Democratic Rep. Dave Obey, chairman of the House Appropriations Committee, said he included $420 million for pandemic flu preparedness in the stimulus bill but the money was removed "after a number of senators objected." Obey said he would request more funds in an upcoming spending measure.
Republican Sen. Susan Collins and nearly 20 of her colleagues felt the funding should go through the regular congressional appropriations process instead of being included in the stimulus bill, Collins spokesman Kevin Kelley said.
Collins has supported other pandemic spending and "there is no evidence that federal efforts to address the swine flu outbreak have been hampered by a lack of funds," Kelley said.

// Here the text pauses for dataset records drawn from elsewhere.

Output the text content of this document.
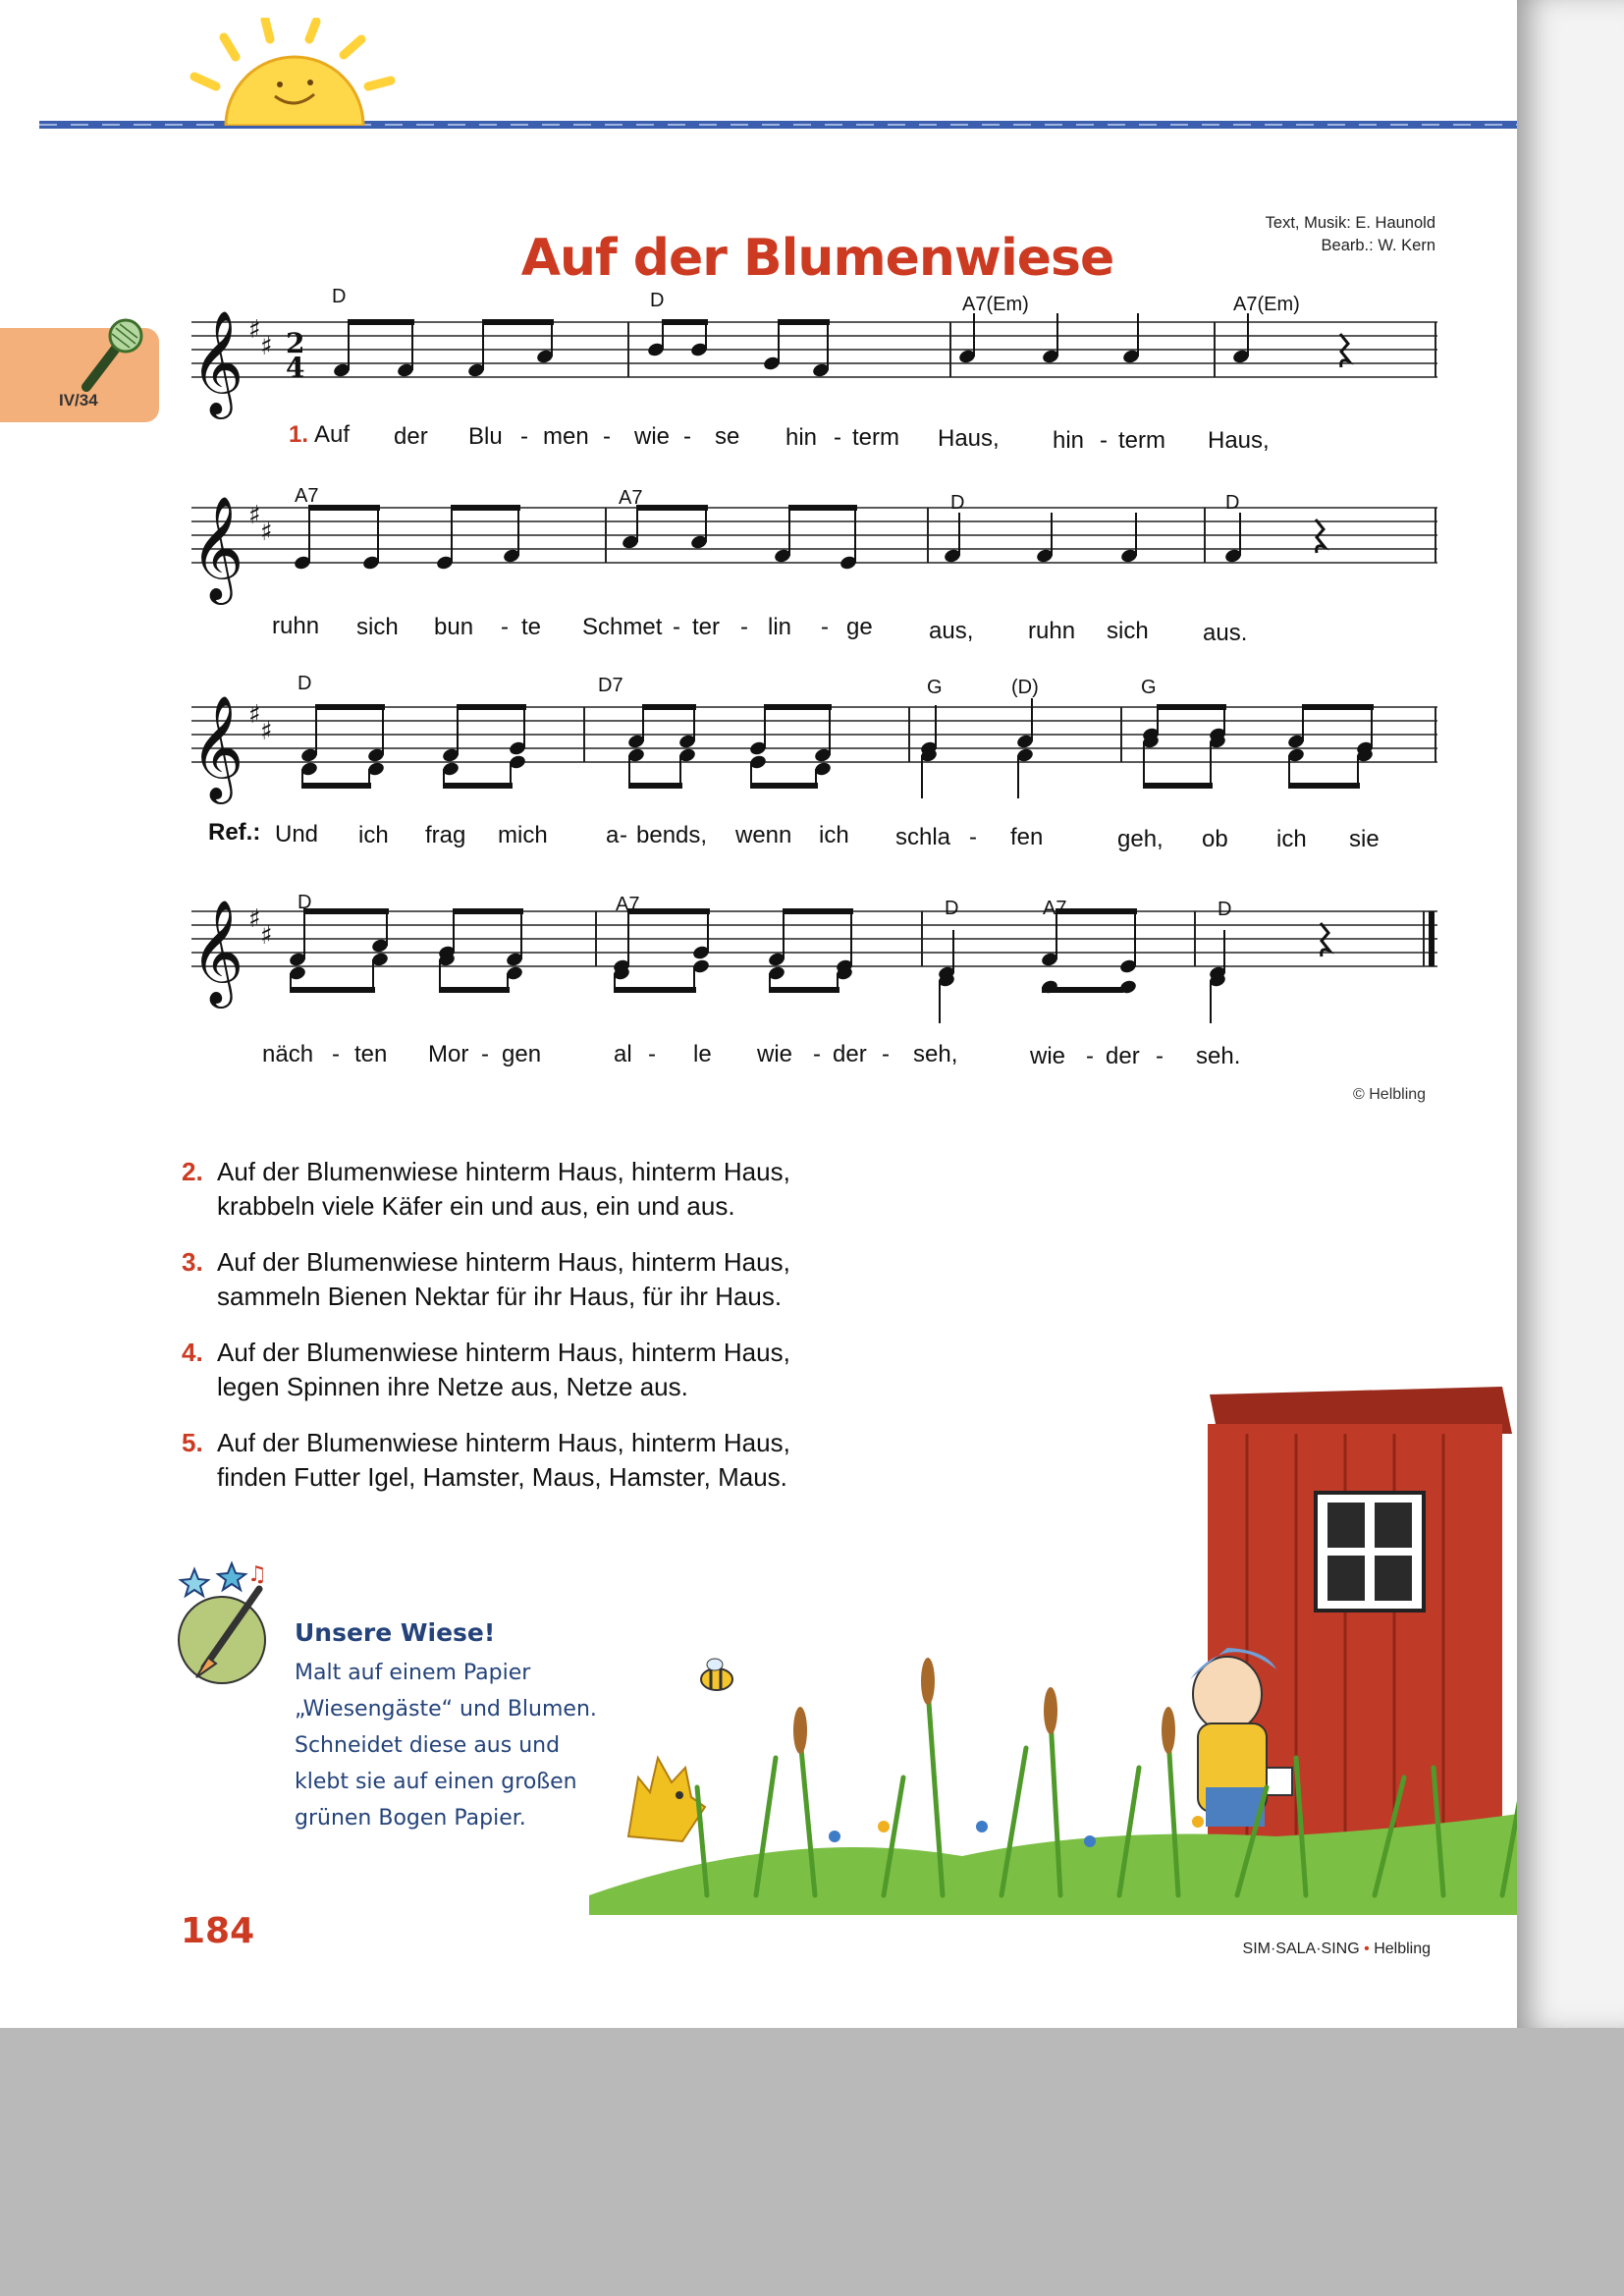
Auf der Blumenwiese
Text, Musik: E. Haunold
Bearb.: W. Kern
IV/34 𝄞
𝄞
𝄞
𝄞
♯
♯
♯
♯
♯
♯
♯
♯
2
4
D	D	A7(Em)	A7(Em)
A7	A7	D	D
D	D7	G	(D)	G
D	A7	D	A7	D
1.
Ref.:
Auf der Blu - men - wie - se hin - term Haus, hin - term Haus,
ruhn sich bun - te Schmet - ter - lin - ge aus, ruhn sich aus.
Und ich frag mich a - bends, wenn ich schla - fen	geh, ob ich sie
näch - ten Mor - gen	al - le wie - der - seh,	wie - der - seh.
© Helbling
2. Auf der Blumenwiese hinterm Haus, hinterm Haus,
krabbeln viele Käfer ein und aus, ein und aus.
3. Auf der Blumenwiese hinterm Haus, hinterm Haus,
sammeln Bienen Nektar für ihr Haus, für ihr Haus.
4. Auf der Blumenwiese hinterm Haus, hinterm Haus,
legen Spinnen ihre Netze aus, Netze aus.
5. Auf der Blumenwiese hinterm Haus, hinterm Haus,
finden Futter Igel, Hamster, Maus, Hamster, Maus.
♫
Unsere Wiese!
Malt auf einem Papier
„Wiesengäste“ und Blumen.
Schneidet diese aus und
klebt sie auf einen großen
grünen Bogen Papier.
184	SIM·SALA·SING • Helbling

The federal government has worked to boost domestic manufacturing capacity for flu vaccines after a flu shot shortage in 2004, giving five companies a total of $1 billion.
"We're better prepared today than we were four years ago ... We're in the process of rebuilding the vaccine production capacity in this county," former U.S. Health Secretary Mike Leavitt, a Republican who oversaw much of that effort under Bush, told Reuters on Friday.
Leavitt added that the federal government has worked with state and local authorities to develop action plans in case of a flu outbreak or other widespread health disasters.
Democratic senators said so far officials at all levels appear to be coordinating their efforts.
Sen. Debbie Stabenow of Michigan said people need to work with local officials "so that we can stop the spread. It appears they are on top of things very quickly and moving on this very quickly."